Als we de twee principes helder hebben, is het ons ook direct duidelijk dat deze elkaar moeilijk verdragen. Israël – en in en met dit volk het Woord van God – zal altijd een storende factor zijn tussen de volkeren die zweren bij de survival of the fittest, die het ‘hemd toch nader dan de rok’ vinden, die de wet van de natuur voorrang geven boven een leven van genade. De strijd tussen de twee principes beïnvloedt heel onze wereldgeschiedenis.

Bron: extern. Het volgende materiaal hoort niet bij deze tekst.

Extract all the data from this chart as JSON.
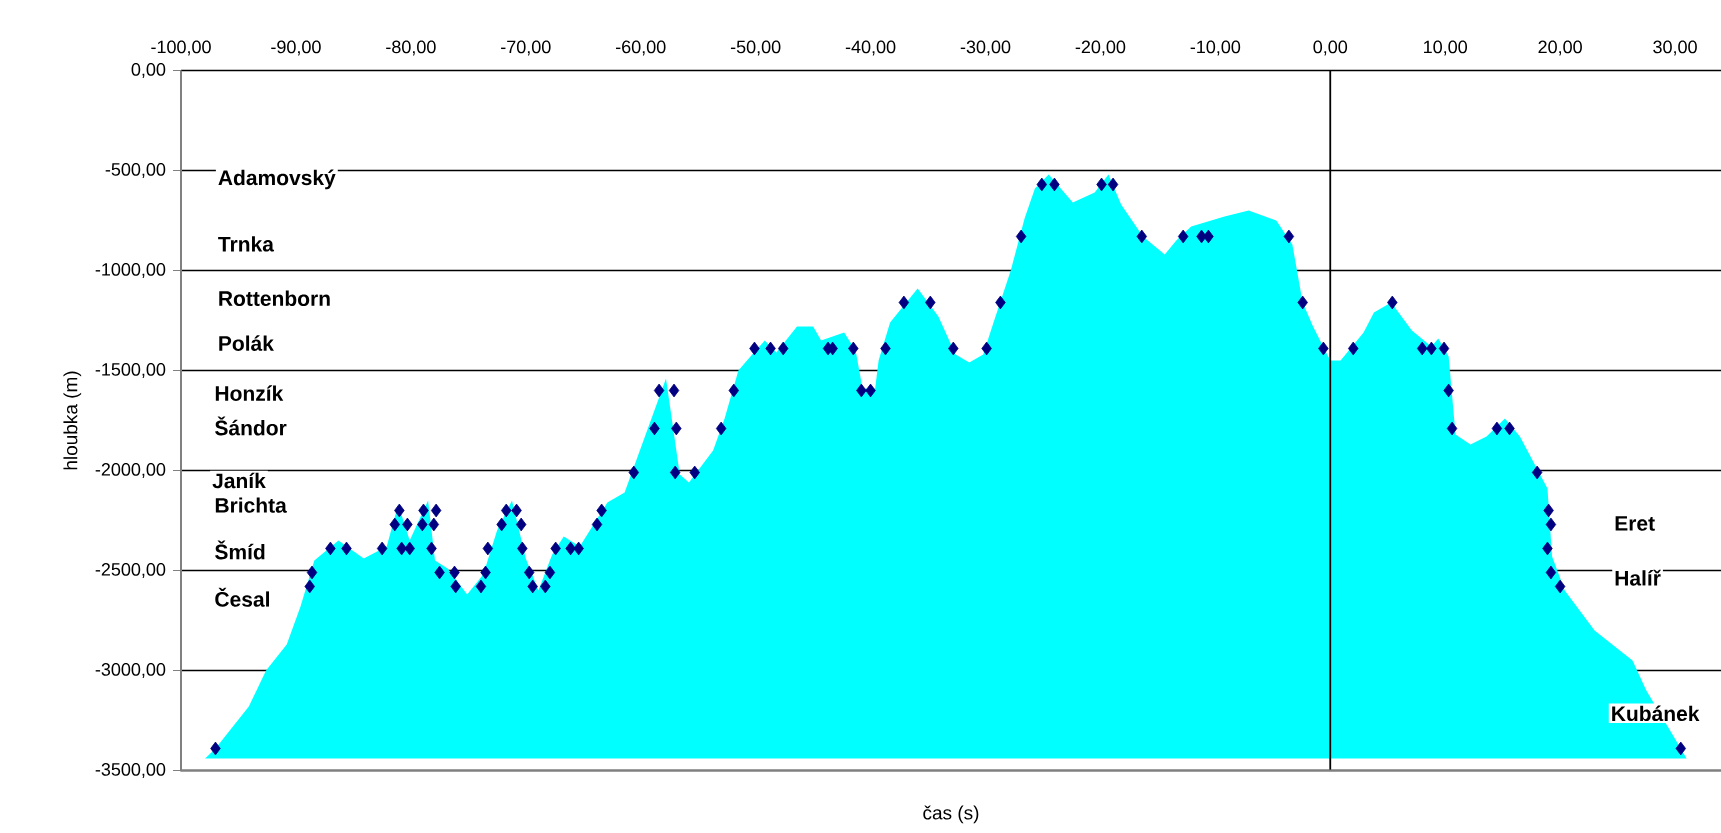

Aanwijzingen voor de prediking
Het verhaal is de weerslag van de ervaringen van Israël met de volken, de ervaring met name met Edom/Rome. Er wordt een strijd gevoerd om het eerstgeboorterecht: welk volk, welke cultuur, welke levensstijl is tot heil en redding van de wereld? Rome beweert (tot vandaag?) het primaat te hebben boven Jeruzalem. De islam beweert op zijn beurt hetzelfde. Daarmee wordt het joodse primaat, Israëls eerstgeboorterecht, ontkend. Dat kan zo ver gaan dat in woorden en in daden wordt gewerkt aan de Endlösung der Judenfrage. De voornaamste oplossing die christendom en islam gekozen hebben is de zogenaamde vervangingsleer. Als het eerstelingschap van Israël kan worden ontkend, vervalt daarmee de reden van bestaan van het volk Israël.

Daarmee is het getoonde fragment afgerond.